1) Regular Expressions and Finite Automata (Spr 2001 Necula)
Consider the language over the alphabet {a} containing strings whose length is either a multiple of 2 or a multiple of 3, including the empty string.
1a) Write a regular expression for this language.
1b) Draw an NFA for this language.
1c) Draw a DFA for this language.
2) Context Free Languages (Sipser Ex 2.6)
2a) Write a CFG for the language from problem 1.
2b) Write a CFG for the language of strings with at least as many a's as b's, over the alphabet { a, b }.
3) LL Parsing (Spr 2000 Aiken/Necula)
Consider the grammar:
S -> aS | Ab
A -> XYZ | epsilon
X -> cS | epsilon
Y -> dS | epsilon
Z -> eS | epsilon
3a) Give an LL(1) parsing table for the grammar.
3b) Give a leftmost derivation of the string aebb. Is this derivation unique? Why or why not?
3c) Show that if we add the production X -> bS, the grammer is no longer LL(1). Is the new grammar ambiguous?
4) LR Parsing (Spr 2001 Necula)
Consider the grammar:
S -> A
A -> A + A | B + +
B -> y
The first rule (with nonterminal S) has been added as the conventional start rule for LR parsers.
4a) Draw a parse tree for the input "y + + + y + +"
4b) Complete the table below showing the trace of an LR(1) parser on the above input.
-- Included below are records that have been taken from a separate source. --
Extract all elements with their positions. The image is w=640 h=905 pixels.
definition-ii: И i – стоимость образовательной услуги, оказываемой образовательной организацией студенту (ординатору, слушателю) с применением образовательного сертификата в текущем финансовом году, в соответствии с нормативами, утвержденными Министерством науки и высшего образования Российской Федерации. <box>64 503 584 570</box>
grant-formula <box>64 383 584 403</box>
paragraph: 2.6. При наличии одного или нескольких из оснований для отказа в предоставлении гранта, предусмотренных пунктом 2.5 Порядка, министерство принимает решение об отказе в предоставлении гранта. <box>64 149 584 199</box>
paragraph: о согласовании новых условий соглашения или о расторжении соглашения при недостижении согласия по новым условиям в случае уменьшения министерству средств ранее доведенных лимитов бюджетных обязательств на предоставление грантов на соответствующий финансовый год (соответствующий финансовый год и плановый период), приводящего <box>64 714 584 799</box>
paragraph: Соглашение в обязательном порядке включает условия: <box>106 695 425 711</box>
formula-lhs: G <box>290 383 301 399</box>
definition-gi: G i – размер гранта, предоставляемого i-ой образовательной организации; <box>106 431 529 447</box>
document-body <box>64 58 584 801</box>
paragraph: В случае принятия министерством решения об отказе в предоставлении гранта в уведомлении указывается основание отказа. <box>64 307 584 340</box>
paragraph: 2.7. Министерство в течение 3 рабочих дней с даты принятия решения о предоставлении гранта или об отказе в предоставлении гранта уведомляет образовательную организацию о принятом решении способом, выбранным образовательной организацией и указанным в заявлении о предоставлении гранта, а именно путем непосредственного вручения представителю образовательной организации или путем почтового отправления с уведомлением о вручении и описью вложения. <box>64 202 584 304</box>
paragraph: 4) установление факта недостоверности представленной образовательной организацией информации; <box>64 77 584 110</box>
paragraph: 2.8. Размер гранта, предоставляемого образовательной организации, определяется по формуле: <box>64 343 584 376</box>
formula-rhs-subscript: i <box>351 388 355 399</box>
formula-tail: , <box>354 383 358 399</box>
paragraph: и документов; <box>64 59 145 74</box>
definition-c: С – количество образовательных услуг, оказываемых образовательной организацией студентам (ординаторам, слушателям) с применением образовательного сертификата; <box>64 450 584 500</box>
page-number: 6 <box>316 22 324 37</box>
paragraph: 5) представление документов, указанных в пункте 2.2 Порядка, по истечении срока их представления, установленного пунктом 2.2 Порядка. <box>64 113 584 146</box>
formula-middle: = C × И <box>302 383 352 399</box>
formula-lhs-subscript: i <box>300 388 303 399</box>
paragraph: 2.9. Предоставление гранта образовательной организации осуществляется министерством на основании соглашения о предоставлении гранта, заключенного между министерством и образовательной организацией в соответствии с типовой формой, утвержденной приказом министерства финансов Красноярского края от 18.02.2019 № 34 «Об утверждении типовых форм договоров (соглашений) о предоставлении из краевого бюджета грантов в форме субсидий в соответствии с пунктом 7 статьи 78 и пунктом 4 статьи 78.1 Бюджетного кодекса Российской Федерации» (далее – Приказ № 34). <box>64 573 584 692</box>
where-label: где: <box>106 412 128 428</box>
The "Stack" column shows the stack contents with the top of the stack on the right. The "Input" column shows the not-yet-processed input terminals. The "Action" column shows whether the parser performs a shift, reduction, or accepts the input. Reduce actions should specify the production used.
Stack Input Action
> y + + + y + + $ shift
y > + + + y + + $
4c) Compute the set of items in the start state of the item-state DFA. That is, compute Closure( [ S -> . A, $ ] )
4d) Build the entire item-state DFA for the grammar. The solution contains 8 states and can be checked against your solution to part b above.
4e) This grammar has a shift-reduce conflict. In which state of the DFA does the conflict occur, and on what input symbol?
4f) Assume we resolve the conflict by choosing to "shift" given this choice. What is the associativity that corresponds to this choice?
5) Syntax-Directed Translation (Spr 2000 Aiken/Necula)
For the following grammar for arithmetic expressions, define a syntax-direction translation that computes the sign (POS or NEG) of each subexpression E as its semantic value. Write your semantic actions to the right of the corresponding production. You may assume that all integers are non-zero (so you don't need to worry about the sign of zero).
E -> unsigned_integer
E -> + E1
E -> - E1
E -> E1 * E2